Our journey through the darkness of life is a lot like a blundering trip through the woods at night. The circumstances of life will sometimes force us to strike out into the unknown though we may want to stay where we are. We may even start off walking on a familiar path only to find ourselves lost in confusion far from any recognizable landmarks. At some point during these times of wandering we will most likely stumble across some type of marker left behind by those who went before us. And when we do stumble upon a marker, it can be hard to know which direction to go.

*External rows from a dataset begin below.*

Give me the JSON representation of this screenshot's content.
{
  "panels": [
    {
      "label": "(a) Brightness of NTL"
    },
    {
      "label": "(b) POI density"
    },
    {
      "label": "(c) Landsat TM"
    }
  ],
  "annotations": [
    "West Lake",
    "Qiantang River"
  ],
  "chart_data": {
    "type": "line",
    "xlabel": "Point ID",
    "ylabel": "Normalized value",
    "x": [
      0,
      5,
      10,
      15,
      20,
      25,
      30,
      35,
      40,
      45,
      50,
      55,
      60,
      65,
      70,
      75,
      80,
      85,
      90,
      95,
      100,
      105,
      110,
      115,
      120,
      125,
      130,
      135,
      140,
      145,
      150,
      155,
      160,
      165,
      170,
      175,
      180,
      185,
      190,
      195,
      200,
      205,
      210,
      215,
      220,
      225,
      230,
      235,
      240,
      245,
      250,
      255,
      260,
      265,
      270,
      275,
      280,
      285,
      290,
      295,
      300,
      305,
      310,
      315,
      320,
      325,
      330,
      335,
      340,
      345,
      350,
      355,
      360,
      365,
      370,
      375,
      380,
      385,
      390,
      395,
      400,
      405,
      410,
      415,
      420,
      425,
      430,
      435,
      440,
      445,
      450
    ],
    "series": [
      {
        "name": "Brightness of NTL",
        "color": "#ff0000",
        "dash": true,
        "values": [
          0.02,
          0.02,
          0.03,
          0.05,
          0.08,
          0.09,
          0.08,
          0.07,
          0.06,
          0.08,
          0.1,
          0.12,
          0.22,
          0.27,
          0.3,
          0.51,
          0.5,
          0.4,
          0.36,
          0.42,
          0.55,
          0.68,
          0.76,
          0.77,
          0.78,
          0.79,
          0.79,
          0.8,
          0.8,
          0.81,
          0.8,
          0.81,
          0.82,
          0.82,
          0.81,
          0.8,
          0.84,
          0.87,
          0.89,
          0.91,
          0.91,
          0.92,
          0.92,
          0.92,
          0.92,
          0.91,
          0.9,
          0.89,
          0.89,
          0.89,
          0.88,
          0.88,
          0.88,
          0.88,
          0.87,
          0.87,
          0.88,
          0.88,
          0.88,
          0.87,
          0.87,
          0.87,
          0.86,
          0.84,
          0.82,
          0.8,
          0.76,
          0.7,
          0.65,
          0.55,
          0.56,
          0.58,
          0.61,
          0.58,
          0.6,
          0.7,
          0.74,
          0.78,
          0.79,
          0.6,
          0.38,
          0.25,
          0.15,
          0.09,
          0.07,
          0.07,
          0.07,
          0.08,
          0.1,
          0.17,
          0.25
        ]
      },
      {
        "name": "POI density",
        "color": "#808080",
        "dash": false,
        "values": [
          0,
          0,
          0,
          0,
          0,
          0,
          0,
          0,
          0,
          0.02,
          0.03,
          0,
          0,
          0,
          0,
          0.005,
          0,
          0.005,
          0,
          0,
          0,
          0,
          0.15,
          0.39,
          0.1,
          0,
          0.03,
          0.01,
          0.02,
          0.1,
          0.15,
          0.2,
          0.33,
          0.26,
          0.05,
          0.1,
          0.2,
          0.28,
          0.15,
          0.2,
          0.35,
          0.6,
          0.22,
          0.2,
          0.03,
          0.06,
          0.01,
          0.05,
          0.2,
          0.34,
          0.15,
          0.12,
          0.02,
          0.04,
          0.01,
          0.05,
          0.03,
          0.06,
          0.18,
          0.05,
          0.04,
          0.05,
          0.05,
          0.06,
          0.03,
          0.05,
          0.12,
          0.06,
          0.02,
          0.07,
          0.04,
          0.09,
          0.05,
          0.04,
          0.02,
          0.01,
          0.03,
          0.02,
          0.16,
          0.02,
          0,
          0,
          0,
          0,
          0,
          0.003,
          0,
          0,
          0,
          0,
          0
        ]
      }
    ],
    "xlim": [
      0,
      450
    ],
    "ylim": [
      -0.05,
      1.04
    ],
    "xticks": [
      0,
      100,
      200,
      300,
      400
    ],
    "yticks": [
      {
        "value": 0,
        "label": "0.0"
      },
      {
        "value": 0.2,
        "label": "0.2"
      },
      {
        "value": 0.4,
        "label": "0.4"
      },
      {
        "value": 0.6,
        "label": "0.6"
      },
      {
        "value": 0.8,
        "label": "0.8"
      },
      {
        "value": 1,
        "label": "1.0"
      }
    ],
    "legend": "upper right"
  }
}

Luckily for us, some of the people before us kept a record of what they did and what the Lord did around and through them. We call this record the Bible and it was written over approximately 1,500 years by at least forty different authors. Within its pages we find life and encouragement to keep walking into the darkness of the unknown. We can read about a farmer named Gideon who nervously stepped out in faith and followed the Lord’s command. Or we can hear how a few fishermen, a tax collector and some backwoods nobodies changed the course of human history. Furthermore when we are awakened in the night by a thought provoking dream, we can open up the Scriptures and read about Joseph and his dreams. In reading these stories, we can build up our faith and courage as we see how God worked in and through average folks just like us.
In addition to reading the ancient stories, we can also talk to those around us. Years ago when I was in my late twenties I found myself lost in the darkness of life surrounded by lots of new concepts about God and life. As I pondering these things, I realized that I needed some help before I could fully embrace them. Looking around me, I asked some women and men in my church who I perceived were further along the ancient path to join me for coffee. Gathering together, we allowed ourselves to be completely honest with each other and ourselves. No concept or issue was off the table as we all wanted fully vet the new concepts we were learning. If the ideas were not in line with the person of Jesus and the Scriptures, then we didn’t want to walk down that path. This monthly “Kingdom Coffee” group soon became a guide for us as we traveled through the darkness of life.
It is easy for those of us in the United States of America to forget about the value of community. We are surrounded by an individualist society with a high value being placed on the views of the individual. And while there is some good that comes out of such a society, we must also recognize the value of belonging to a faith that is bigger and older than any of us. “We do not read the Bible as isolated individuals,” Bishop Kallistos Ware of the Eastern Orthodox Church reminds us, “interpreting it solely by the light of our private understanding, or in terms of current theories about source, form or redaction criticism. We read it as members of the Church, in communion with all the other members throughout the ages.”
Theology, after all, is the “ongoing conversation among those whom the God of the Bible has encountered in Jesus Christ.” And in thinking about the community of believers, we must not limit ourselves to only those who are currently alive. Christianity, we must always remember, does not belong solely to the living but also to those who have confessed Christ throughout the ages. Accordingly there is wisdom in listening to and learning from both those who have walked before us in history as well as those living around us at this moment. It is a both/and concept in which we seek the counsel of others even when we are tempted to isolate ourselves.
 Kallistos Ware, The Orthodox Way, 110.
 Stanley Grenz, John Franke. Beyond Foundationalism: Shaping Theology in a Postmodern Context (Louisville, Kentucky: Westminster John Knox Press, 2001), 233.